Many in the cast and production crew have expressed a sense of disappointment with the quality of the finished show; the DVD commentary by visual effects designer Mat Irvine, script editor Eric Saward, Peter Davison and Janet Fielding contained many criticisms of Pennant Roberts' direction of the story and John Nathan-Turner's production of the programme, as well as comments on the special effects, sets and other production problems (the Myrka specifically caused a great deal of amusement). The scenes with the Myrka in Part Three were also later used by former BBC One controller Michael Grade during his appearance on Room 101 as an example of why he found Doctor Who pathetic and wanted to get rid of it. Scriptwriter Johnny Byrne was unhappy with numerous alterations and edits that Eric Saward made to his script, notably the deaths of the human characters of Preston and Commander Vorshak, who were originally intended to survive. However, in an interview for the DVD's extra features, Byrne said he thought that the basic story was quite solid and effective.

This story was Byrne's final televised Doctor Who story. Byrne later submitted a pitch entitled The Guardians Of Prophecy, which was a sequel to The Keeper of Traken (1981), featuring the Sixth Doctor battling an evil immortal with an army of Melkurs who were threatening the remainder of the Traken Union. However, Byrne did not develop this submission any further. The Guardians of Prophecy was later 'recreated' as part of the Big Finish series of "Lost Stories". Warriors of the Deep was shot on 1-inch Type C videotape, the first Doctor Who story to do so. Type C videotape replaced 2-inch Quadruplex videotape on Doctor Who and many other shows.

| Episode | Title | Run time | Original release date | UK viewers (millions) |
|---|---|---|---|---|
| 1 | "Part One" | 24:48 | 5 January 1984 | 7.6 |
| 2 | "Part Two" | 24:04 | 6 January 1984 | 7.5 |
| 3 | "Part Three" | 24:02 | 12 January 1984 | 7.3 |
| 4 | "Part Four" | 24:28 | 13 January 1984 | 6.6 |

===Cast notes===
Stuntman Gareth Milne, who had played George Cranleigh in Black Orchid (1982), doubled for Peter Davison when the Doctor fell in the tank at the climax of episode one. Ingrid Pitt, who played Dr. Solow, had previously played Queen Galleia in The Time Monster (1972) alongside Jon Pertwee. Vincent Brimble who played Tarpok later played Gerald in "Village of the Angels" (2021) alongside Jodie Whittaker. Stuart Blake who played Scibus, previously appeared in the 1983 Special "The Five Doctors" as a Commander and appeared with Tom Baker as Zoldaz in State of Decay (1980).

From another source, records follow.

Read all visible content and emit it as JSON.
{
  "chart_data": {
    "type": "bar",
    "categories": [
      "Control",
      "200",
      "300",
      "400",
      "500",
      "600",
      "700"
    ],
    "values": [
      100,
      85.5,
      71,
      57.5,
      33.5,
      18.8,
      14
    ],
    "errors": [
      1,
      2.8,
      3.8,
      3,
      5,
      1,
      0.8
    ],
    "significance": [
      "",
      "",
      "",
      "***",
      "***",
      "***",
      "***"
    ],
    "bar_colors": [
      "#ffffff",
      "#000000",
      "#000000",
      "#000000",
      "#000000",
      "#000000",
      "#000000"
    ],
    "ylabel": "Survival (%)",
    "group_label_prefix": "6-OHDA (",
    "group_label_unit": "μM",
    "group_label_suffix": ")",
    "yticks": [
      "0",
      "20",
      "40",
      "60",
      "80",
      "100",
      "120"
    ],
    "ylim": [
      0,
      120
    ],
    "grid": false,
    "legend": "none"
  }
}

It was during production of this story that Peter Davison and Janet Fielding announced to Nathan-Turner their departures from the series.

==Commercial releases==

===In print===

This story, originally written by Johnny Byrne, was novelised by former Doctor Who script editor Terrance Dicks and published by Target Books in 1984. Dicks gives a long recap of the Doctor's past with the Silurians and confirms Icthar is indeed the survivor of their first encounter. Dicks also specifies that the two opposing human superpowers are the East and West blocs, something that is left ambiguous in the televised story. The book was re-released in 1992 with new cover art by Alister Pearson.

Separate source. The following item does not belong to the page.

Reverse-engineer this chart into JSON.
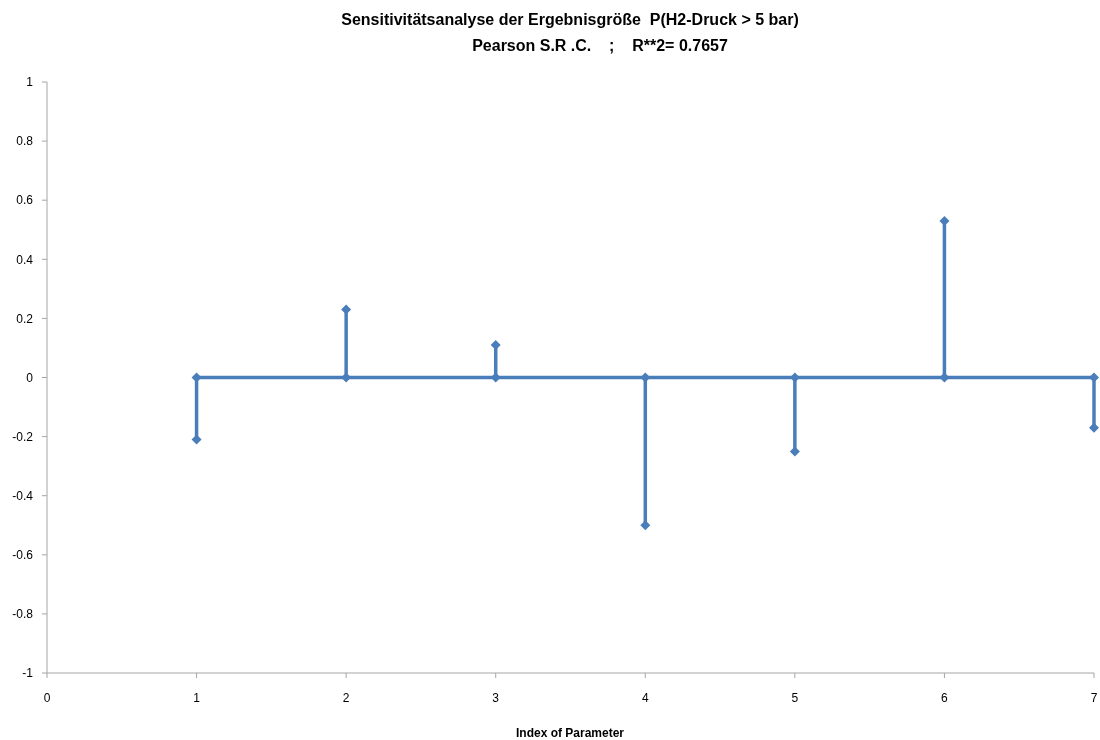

In 1995 the novel was also issued by BBC Audio as an audio book, read by Peter Davison.

===Home media===
Warriors of the Deep was released on VHS in September 1995. The story's original soundtrack was released on CD along with Doctor Who and the Silurians (1970) and The Sea Devils (1972) as part of the 'Monsters on Earth' tin set in October 2006 and linking narration was provided by Janet Fielding. The CD was re-issued individually in January 2008. The serial was released on DVD as part of a boxed set called Beneath the Surface with Doctor Who and the Silurians and The Sea Devils on 14 January 2008. This serial was also released as part of the Doctor Who DVD Files in Issue 83 on 7 March 2012.